The following reasons demonstrate why:
• Buyers are more cautious in a slow economy. Decision cycles, especially for high-ticket items, are longer than normal. For a company to maintain its normal sales levels, the number of prospects in the sales pipeline must increase. Branding is nice, but direct response e-mail, e-newsletter sponsorships, banner advertisements, direct mail and telemarketing help a company cast a wide net across a buying population and haul in sales opportunities of all sizes.
• Web-based lead-capture strategies allow a company to reduce the cost of lead handling while collecting insights on a prospect’s business pains and needs. A well-designed, value-added, lead-capture site permits campaign tracking to optimize effectiveness and, through click-stream and behavior tracking, identifies where prospects are in the buy cycle, what issues they are struggling with and how they plan to solve these issues.
• E-relationship communications or e-cultivation helps companies work a large number of prospects cost-effectively. Using the data collected from the lead-capture engine, an e-cultivation program delivers personal and relevant information en masse, one on one, to prospects over an extended time. When sales decisions slow, the worst thing a marketer can do is drop out of sight. The pendulum swings back eventually and the win goes to the company that stays in touch with prospects. And e-based contact strategies are one of the best ways for a company to stay in touch with prospects.
The National Aeronautics and Space Administration spends more than $1 billion each year in advanced research and development. The space agency recently launched a campaign to bring that technology down to earth and make it available to U.S. companies to spur new product development.
NASA’s latest marketing effort into the private business sector is through its Commercial Technology Program and its partner, the National Technology Transfer Center, Wheeling, WV.
By combining its well-known name with a valuable free offer, NASA puts its technology resource, and the possibility of immediate pain relief and solution possibilities, into the hands of business-to-business product developers and marketers.
In a recent $100,000 campaign segment, NASA combined three elements: a print ad with a business reply card, a direct mailer and an e-mail blast, to offer a free, 100-page guide detailing real-world new product development examples and successes for businesses “just like yours.”
NASA is starting the second phase of the program, but in the just-completed first phase, the print ad pulled 0.05 percent, the direct mailer 2.5 percent and the e-mail blast a whopping 9 percent response.
“We’re basically showing our prospects how their company can make money off of our technology and our previous investments,” said Michael Weingarten, director of marketing for the Commercial Technology Program. “And we’re creating partnerships with business while these technologies are still in their emerging phases, making NASA a true resource to business.”
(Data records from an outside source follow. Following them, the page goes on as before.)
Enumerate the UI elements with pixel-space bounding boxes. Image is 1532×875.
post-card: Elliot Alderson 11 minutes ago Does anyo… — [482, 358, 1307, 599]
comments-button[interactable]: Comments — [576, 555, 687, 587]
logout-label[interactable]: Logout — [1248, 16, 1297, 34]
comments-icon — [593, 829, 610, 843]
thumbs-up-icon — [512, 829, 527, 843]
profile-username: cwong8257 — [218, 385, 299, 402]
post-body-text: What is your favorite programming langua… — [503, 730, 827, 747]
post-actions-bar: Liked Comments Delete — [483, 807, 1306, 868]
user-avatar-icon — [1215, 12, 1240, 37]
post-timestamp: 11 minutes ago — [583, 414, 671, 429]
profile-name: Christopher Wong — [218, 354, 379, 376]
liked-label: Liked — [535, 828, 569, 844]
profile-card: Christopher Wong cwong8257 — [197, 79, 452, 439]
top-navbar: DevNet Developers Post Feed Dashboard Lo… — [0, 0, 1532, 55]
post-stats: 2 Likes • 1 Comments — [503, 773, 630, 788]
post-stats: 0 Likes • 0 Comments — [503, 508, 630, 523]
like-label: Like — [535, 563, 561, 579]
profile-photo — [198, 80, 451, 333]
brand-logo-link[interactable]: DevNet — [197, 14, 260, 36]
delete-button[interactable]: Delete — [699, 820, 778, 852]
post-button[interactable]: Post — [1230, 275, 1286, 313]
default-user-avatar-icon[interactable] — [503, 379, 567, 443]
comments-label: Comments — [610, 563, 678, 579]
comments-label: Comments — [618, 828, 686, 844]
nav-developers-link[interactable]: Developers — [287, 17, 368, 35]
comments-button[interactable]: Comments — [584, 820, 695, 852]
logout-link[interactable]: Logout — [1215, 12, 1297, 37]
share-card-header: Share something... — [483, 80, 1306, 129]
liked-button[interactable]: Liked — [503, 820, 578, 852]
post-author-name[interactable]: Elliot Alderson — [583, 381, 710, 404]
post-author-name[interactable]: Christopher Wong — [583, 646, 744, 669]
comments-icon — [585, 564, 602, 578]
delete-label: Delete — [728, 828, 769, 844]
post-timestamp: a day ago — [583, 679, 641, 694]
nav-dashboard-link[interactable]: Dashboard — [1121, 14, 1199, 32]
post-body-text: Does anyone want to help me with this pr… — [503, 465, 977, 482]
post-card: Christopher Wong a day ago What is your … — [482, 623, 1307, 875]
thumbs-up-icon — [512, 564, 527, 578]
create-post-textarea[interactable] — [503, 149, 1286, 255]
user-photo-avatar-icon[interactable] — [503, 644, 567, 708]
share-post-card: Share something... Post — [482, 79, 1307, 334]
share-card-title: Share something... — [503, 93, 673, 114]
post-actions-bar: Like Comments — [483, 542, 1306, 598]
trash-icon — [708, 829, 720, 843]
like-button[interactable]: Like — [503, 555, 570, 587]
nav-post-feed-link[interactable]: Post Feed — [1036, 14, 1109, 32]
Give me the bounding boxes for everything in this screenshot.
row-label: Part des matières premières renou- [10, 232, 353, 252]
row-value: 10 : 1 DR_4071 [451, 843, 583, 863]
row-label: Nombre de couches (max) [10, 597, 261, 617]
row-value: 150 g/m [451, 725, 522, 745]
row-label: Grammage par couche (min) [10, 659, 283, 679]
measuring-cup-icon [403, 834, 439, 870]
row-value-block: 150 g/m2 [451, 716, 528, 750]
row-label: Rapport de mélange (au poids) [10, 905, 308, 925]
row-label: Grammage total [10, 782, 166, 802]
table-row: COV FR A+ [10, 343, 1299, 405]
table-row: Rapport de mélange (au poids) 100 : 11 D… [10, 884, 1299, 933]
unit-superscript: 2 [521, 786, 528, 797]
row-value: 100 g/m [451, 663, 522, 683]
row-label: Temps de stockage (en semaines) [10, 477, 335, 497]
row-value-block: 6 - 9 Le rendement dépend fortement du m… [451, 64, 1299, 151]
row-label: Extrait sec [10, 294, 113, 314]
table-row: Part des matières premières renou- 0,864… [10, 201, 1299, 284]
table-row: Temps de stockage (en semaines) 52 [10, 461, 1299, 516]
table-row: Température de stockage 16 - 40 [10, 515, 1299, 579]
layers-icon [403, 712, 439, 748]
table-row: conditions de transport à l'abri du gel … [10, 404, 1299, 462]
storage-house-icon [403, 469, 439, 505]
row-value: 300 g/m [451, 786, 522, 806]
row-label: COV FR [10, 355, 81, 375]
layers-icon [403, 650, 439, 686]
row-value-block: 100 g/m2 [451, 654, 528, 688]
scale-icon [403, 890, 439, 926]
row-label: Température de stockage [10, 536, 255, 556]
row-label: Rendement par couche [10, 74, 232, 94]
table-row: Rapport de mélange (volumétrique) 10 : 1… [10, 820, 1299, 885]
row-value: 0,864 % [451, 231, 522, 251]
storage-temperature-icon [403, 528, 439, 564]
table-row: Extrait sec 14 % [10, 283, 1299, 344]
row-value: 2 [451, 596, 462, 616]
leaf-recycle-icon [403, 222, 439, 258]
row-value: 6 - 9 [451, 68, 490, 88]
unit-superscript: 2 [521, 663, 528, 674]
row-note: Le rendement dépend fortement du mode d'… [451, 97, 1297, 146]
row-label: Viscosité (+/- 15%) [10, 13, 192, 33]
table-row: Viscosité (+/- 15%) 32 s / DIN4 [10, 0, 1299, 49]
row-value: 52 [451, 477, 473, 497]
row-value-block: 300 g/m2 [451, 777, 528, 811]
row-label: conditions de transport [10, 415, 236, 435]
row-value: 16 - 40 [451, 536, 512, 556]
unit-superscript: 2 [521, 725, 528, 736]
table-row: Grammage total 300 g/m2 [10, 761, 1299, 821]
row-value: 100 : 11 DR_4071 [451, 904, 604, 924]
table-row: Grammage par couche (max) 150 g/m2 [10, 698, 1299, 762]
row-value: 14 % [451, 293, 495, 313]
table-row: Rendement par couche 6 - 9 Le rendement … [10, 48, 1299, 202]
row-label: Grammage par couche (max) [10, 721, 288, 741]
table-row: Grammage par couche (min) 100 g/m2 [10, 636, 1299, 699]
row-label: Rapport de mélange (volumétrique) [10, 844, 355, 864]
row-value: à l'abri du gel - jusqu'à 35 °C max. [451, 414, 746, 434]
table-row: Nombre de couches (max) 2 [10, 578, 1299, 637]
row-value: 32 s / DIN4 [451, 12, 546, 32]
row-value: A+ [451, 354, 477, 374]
In a slow economy, it is natural to want to pull back and hold off making marketing investments. However, it takes time and a commitment to put lead-generation campaigns in place, to do the appropriate research, develop strategies and plan and write the content for Web-based prospect nurturing programs.
So where would you rather spend limited marketing dollars?
Placing ads hoping to build an awareness level that might generate interest, or running response-oriented campaigns generating a measurable return and qualified sales leads to fill your sales pipeline now and in the future?